[MAURICE] Budget 2026-2027 : croissance à 3 %, PME et Tech au cœur du chantier, mais la compétitivité internationale en question

Croissance projetée à 3 %, dette réduite de 15 milliards de roupies, PME et IA en tête des priorités : le budget mauricien 2026-2027 est ambitieux, mais experts et investisseurs s'interrogent sur l'exécution et la compétitivité internationale.

Maurice — Business.OI
Photo : Katerina Chaloupkova / Pexels

Le budget mauricien 2026-2027 projette une croissance de 3 %, une réduction de la dette de 15 milliards de roupies et mise sur l'IA, l'économie bleue et les PME comme moteurs de transformation. Mais les experts alertent sur des risques d'exécution et l'impact d'une nouvelle taxe sur la responsabilité climatique qui pourrait décourager les investisseurs internationaux.

Une trajectoire de rigueur budgétaire

Le budget 2026-2027 affiche un objectif de 3 % de croissance économique accompagné d'une amélioration du déficit et d'une réduction de la dette publique de 15 milliards de roupies. Pour y parvenir, le gouvernement a procédé à des coupes de dépenses de 11 milliards de roupies pour compenser une chute de recettes de 20 milliards de roupies — en partie liée à l'incertitude autour de 10 milliards de roupies attendus des négociations sur Chagos.

Anthony Leung Shing de PwC résume les ambitions du texte : « Le budget pose des fondations solides et montre de grandes ambitions, mais le risque majeur demeure le niveau d'exécution. »

PME, IA et économie bleue en priorité

Les PME sont au cœur du dispositif, avec des mesures d'accompagnement, d'accès au financement et d'inclusion entrepreneuriale ciblant notamment les femmes entrepreneurs. L'investissement dans l'intelligence artificielle et la technologie est présenté comme un levier de compétitivité, dans la continuité de l'ambition mauricienne de se positionner comme hub numérique régional. L'économie bleue, la réforme des pensions et la fiscalité internationale complètent les grands chantiers ouverts.

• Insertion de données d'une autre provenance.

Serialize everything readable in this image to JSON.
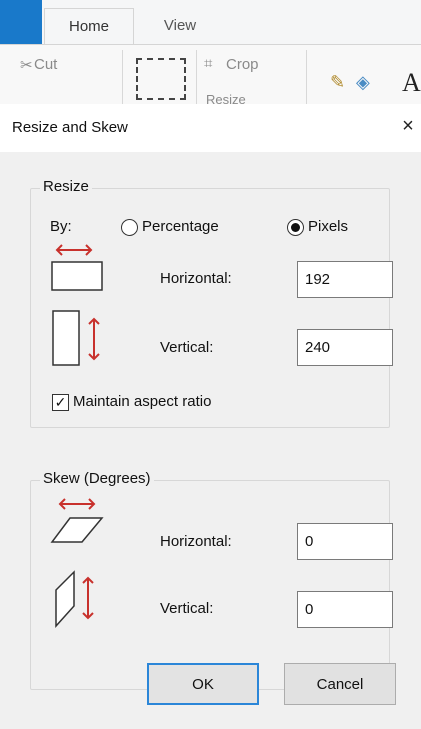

Une taxe climatique qui inquiète le secteur financier

La nouvelle Corporate Climate Responsibility Levy suscite des inquiétudes dans la communauté des affaires internationale. Feroz Hematally d'IQ-EQ prévient que « les clients pourraient faire face à 1-2 % de taxation supplémentaire » et que des investisseurs envisagent de se rediriger vers Singapour, GIFT City ou Dubaï. La question de la compétitivité du cadre réglementaire mauricien face aux pôles financiers asiatiques reste ouverte.

Namita Jagarnath Hardowar soulève un problème plus structurel : au-delà des incitations fiscales, le budget favorise-t-il vraiment une culture entrepreneuriale ? Elle pointe les inégalités persistantes touchant les femmes chefs d'entreprise.

Des réformes courageuses mais perfectibles

Afsar Ebrahim de KICK Advisory Services salue le courage de la réforme des pensions tout en critiquant des incohérences dans les stratégies maritimes et énergétiques — notamment le traitement contradictoire de l'aquaculture et de la taxation du diesel. Un budget d'équilibres délicats, entre ambition de transformation et nécessité de rassurer les partenaires.

Pourquoi c'est important

Maurice est la place financière de référence de l'Océan Indien. Chaque signal envoyé par son budget est scruté par les investisseurs régionaux et internationaux. La capacité d'exécution des réformes annoncées déterminera si l'île confirme son statut de hub ou s'expose à une lente érosion de sa compétitivité.

Sources : Defi Media, Le Mauricien, PwC Mauritius, IQ-EQ, 2026.